Travel-sourced objects are among the most effective tools for adding depth and narrative to a home interior. Unlike mass-produced decorative items, they are inherently one-of-a-kind, and they carry a story embedded in their acquisition. The ritual of finding them — the wandering, the negotiating, the wrapping them carefully in clothes to survive the journey home — becomes part of the object's meaning.

For travelers and design lovers alike, Gibbon's approach is an encouragement to shop locally and slowly wherever they go, and to bring those pieces home with intention. Even a single object from a meaningful trip can anchor a room in a way that no amount of coordinated décor can replicate.

Handmade Ceramics: The Intimacy of the Handcrafted

Gibbon also makes her own ceramics, and those handmade pieces are woven throughout the apartment in ways both functional and decorative. There is something profoundly grounding about living with objects you made yourself. They carry the mark of your hands, the memory of the effort, and a kind of imperfection that manufactured objects simply cannot replicate.

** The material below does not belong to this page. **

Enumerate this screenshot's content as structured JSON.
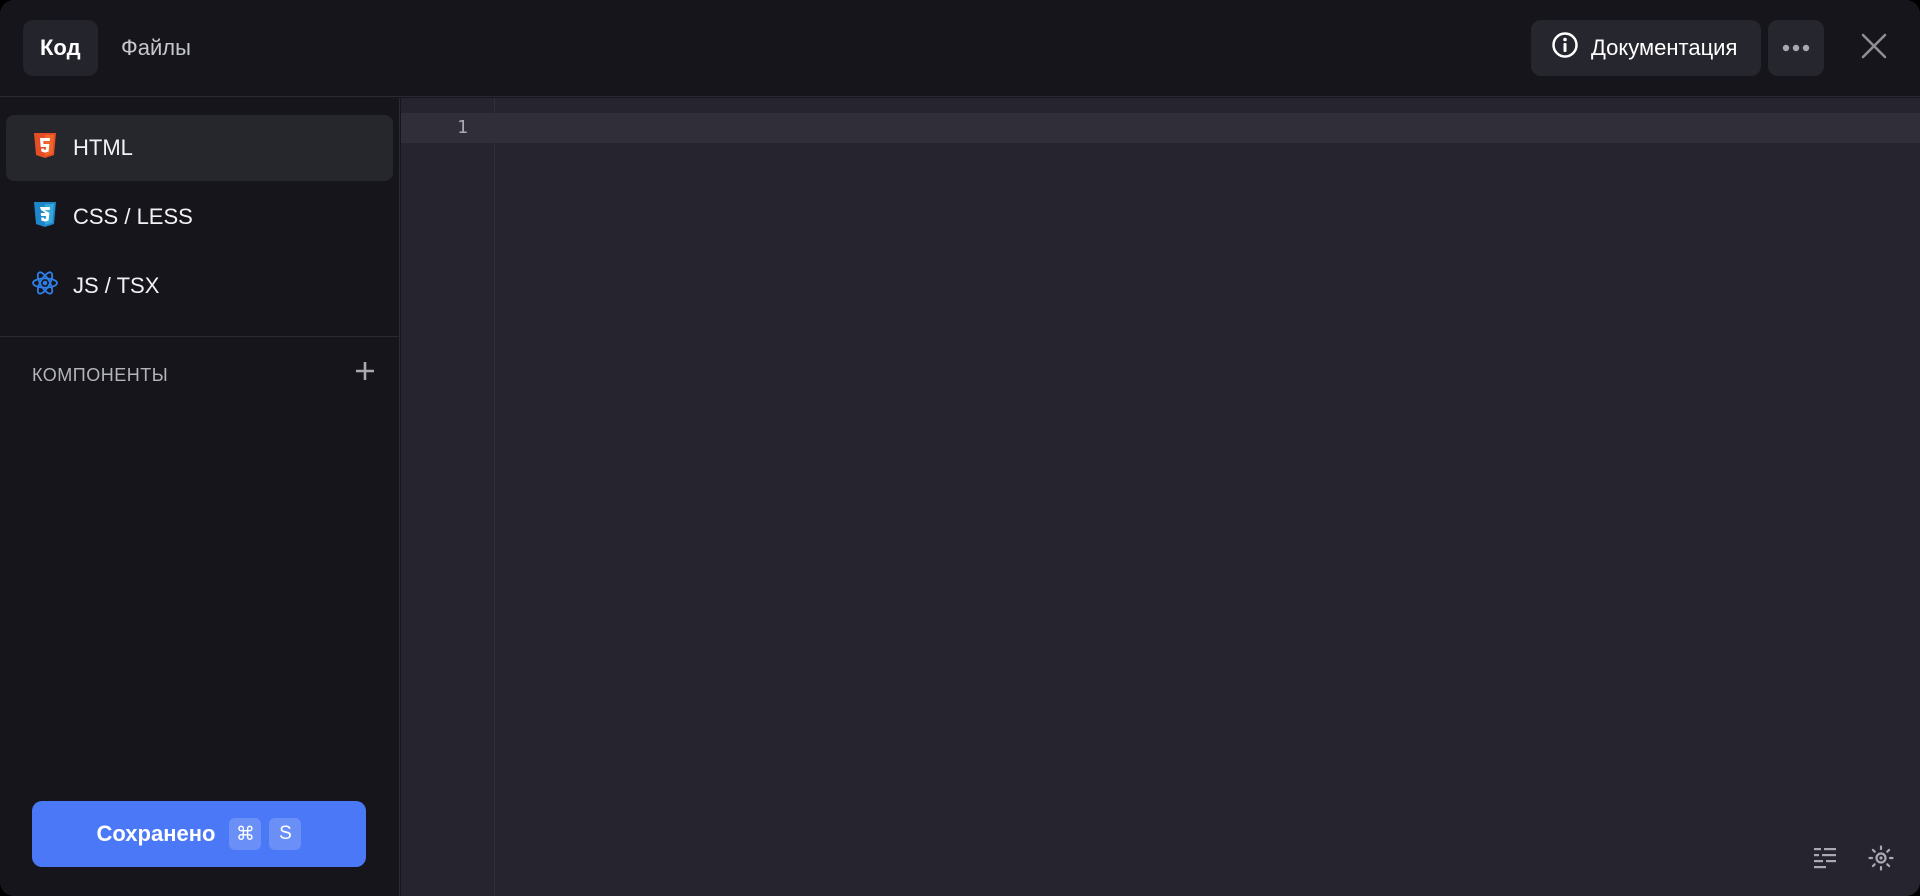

Ceramics in particular have surged in popularity as a hobby and design element over the past decade, and it's easy to understand why. The process is tactile and meditative, and the results — even when imperfect, perhaps especially when imperfect — bring a warmth to interiors that is hard to achieve any other way. Gibbon's handmade pieces help bridge the gap between her apartment's various collected objects, providing a through-line of personal craft that ties the space together without forcing it into a single visual register.

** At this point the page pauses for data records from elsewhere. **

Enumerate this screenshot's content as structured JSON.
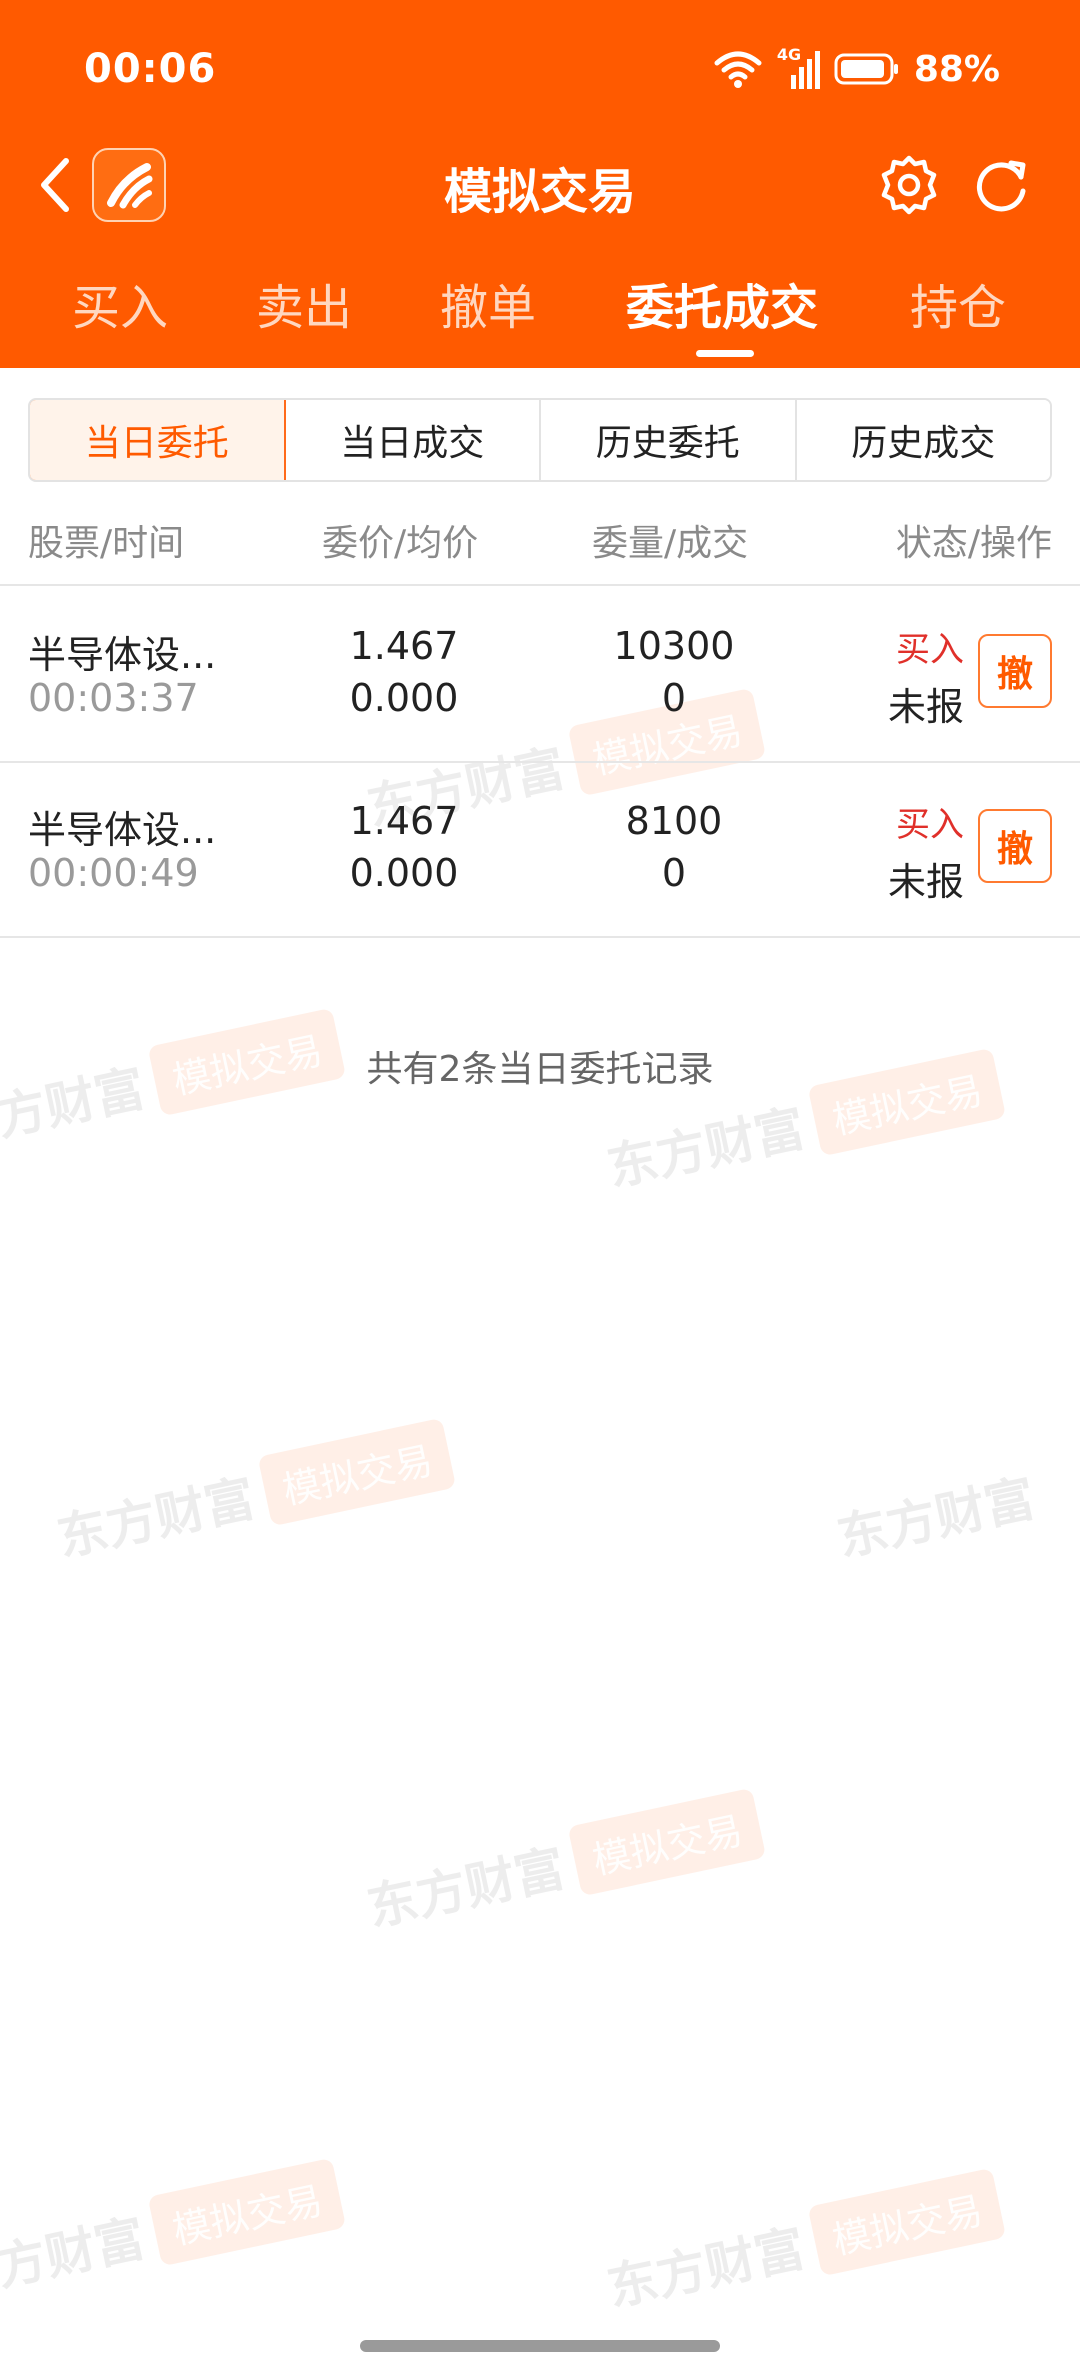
{
  "status_bar": {
    "time": "00:06",
    "network": "4G",
    "battery": "88%"
  },
  "nav": {
    "title": "模拟交易"
  },
  "main_tabs": [
    {
      "label": "买入"
    },
    {
      "label": "卖出"
    },
    {
      "label": "撤单"
    },
    {
      "label": "委托成交"
    },
    {
      "label": "持仓"
    }
  ],
  "active_main_tab": "委托成交",
  "sub_tabs": [
    {
      "label": "当日委托"
    },
    {
      "label": "当日成交"
    },
    {
      "label": "历史委托"
    },
    {
      "label": "历史成交"
    }
  ],
  "table": {
    "headers": [
      "股票/时间",
      "委价/均价",
      "委量/成交",
      "状态/操作"
    ],
    "rows": [
      {
        "name": "半导体设...",
        "time": "00:03:37",
        "price": "1.467",
        "avg_price": "0.000",
        "qty": "10300",
        "filled": "0",
        "side": "买入",
        "status": "未报",
        "action": "撤"
      },
      {
        "name": "半导体设...",
        "time": "00:00:49",
        "price": "1.467",
        "avg_price": "0.000",
        "qty": "8100",
        "filled": "0",
        "side": "买入",
        "status": "未报",
        "action": "撤"
      }
    ]
  },
  "summary": "共有2条当日委托记录",
  "watermark": {
    "brand": "东方财富",
    "tag": "模拟交易"
  },
  "colors": {
    "brand_orange": "#ff5a00",
    "buy_red": "#e0302a"
  }
}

Small Space, Big Personality: Lessons for Renters

At 900 square feet, Gibbon's Brooklyn walk-up is not a large apartment by any standard outside of New York City — and even by New York standards, it requires thoughtful use of every inch. Yet the home never feels cramped or cluttered. It feels layered, which is a very different thing.

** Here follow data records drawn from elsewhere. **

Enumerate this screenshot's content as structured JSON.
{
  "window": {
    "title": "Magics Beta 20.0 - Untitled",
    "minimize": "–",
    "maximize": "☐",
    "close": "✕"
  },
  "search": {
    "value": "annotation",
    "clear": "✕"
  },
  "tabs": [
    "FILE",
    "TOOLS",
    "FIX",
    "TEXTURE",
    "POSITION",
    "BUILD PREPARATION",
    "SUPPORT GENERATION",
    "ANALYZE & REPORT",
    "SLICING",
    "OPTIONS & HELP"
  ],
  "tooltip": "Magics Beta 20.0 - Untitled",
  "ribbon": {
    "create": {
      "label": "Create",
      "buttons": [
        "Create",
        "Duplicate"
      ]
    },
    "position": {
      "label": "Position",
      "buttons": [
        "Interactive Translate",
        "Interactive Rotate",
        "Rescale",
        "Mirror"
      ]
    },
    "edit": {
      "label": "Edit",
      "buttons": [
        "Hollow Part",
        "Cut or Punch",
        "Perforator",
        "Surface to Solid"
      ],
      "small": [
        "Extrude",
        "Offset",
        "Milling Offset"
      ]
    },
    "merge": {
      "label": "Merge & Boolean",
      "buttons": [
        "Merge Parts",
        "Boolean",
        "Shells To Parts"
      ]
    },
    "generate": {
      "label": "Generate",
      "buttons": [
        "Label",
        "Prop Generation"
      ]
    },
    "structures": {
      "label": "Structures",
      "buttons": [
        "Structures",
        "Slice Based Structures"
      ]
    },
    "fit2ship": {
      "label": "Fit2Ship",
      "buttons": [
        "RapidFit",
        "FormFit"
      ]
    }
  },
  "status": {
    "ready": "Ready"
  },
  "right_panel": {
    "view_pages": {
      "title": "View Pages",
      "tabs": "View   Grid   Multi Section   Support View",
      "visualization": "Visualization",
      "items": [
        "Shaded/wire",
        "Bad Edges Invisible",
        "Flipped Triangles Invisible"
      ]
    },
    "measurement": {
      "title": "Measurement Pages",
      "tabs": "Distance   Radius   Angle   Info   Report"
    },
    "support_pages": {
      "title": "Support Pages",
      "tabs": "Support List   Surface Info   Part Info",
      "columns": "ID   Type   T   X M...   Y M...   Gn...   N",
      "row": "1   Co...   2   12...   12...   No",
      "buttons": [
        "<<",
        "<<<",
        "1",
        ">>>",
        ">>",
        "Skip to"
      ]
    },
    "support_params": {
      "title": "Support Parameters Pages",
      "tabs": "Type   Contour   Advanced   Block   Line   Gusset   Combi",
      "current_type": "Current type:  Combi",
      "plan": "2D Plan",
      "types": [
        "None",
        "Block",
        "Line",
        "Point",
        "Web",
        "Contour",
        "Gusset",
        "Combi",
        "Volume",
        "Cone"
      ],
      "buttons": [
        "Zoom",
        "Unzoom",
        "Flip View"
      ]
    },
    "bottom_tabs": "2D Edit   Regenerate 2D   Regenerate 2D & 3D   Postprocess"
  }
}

  • Layer meaning, not just objects. Every item in Gibbon's apartment earns its place not just visually but emotionally. Before adding something to a space, ask whether it adds meaning, not just style.
  • Mix scales and origins freely. Some of the most visually interesting interiors come from combining objects of wildly different origins — handmade alongside found, old alongside new, local alongside international.
  • Let walls do the heavy lifting. In small apartments, vertical space is precious. Thoughtfully hung artwork can make a room feel larger, more dynamic, and far more personal without taking up an inch of floor space.
  • Invest in fewer, better things. A home full of meaningful objects collected over time will always feel richer than one furnished all at once with matching sets.
  • Make something yourself. Even one handmade piece — a ceramic cup, a painted canvas, a woven throw — changes the emotional register of a home in ways that are difficult to quantify but immediately felt.

Why Homes Like This Matter

Megan Gibbon's Brooklyn rental is a reminder that the most powerful thing you can bring to a home is yourself. In an era of fast furniture, influencer aesthetics, and algorithmically optimized interiors, there is something quietly radical about a home that looks like no one else's — because it was built around one person's loves, travels, relationships, and creative output.

Whether you live in a 900-square-foot Brooklyn walk-up or a sprawling suburban house, the principles Gibbon embodies are universally applicable. Surround yourself with art made by people you love. Bring home things from places that moved you. Make something with your hands. Let your home be the most honest room you've ever walked into. The result, as Gibbon's apartment so beautifully demonstrates, will be a space that doesn't just look good — it feels like home.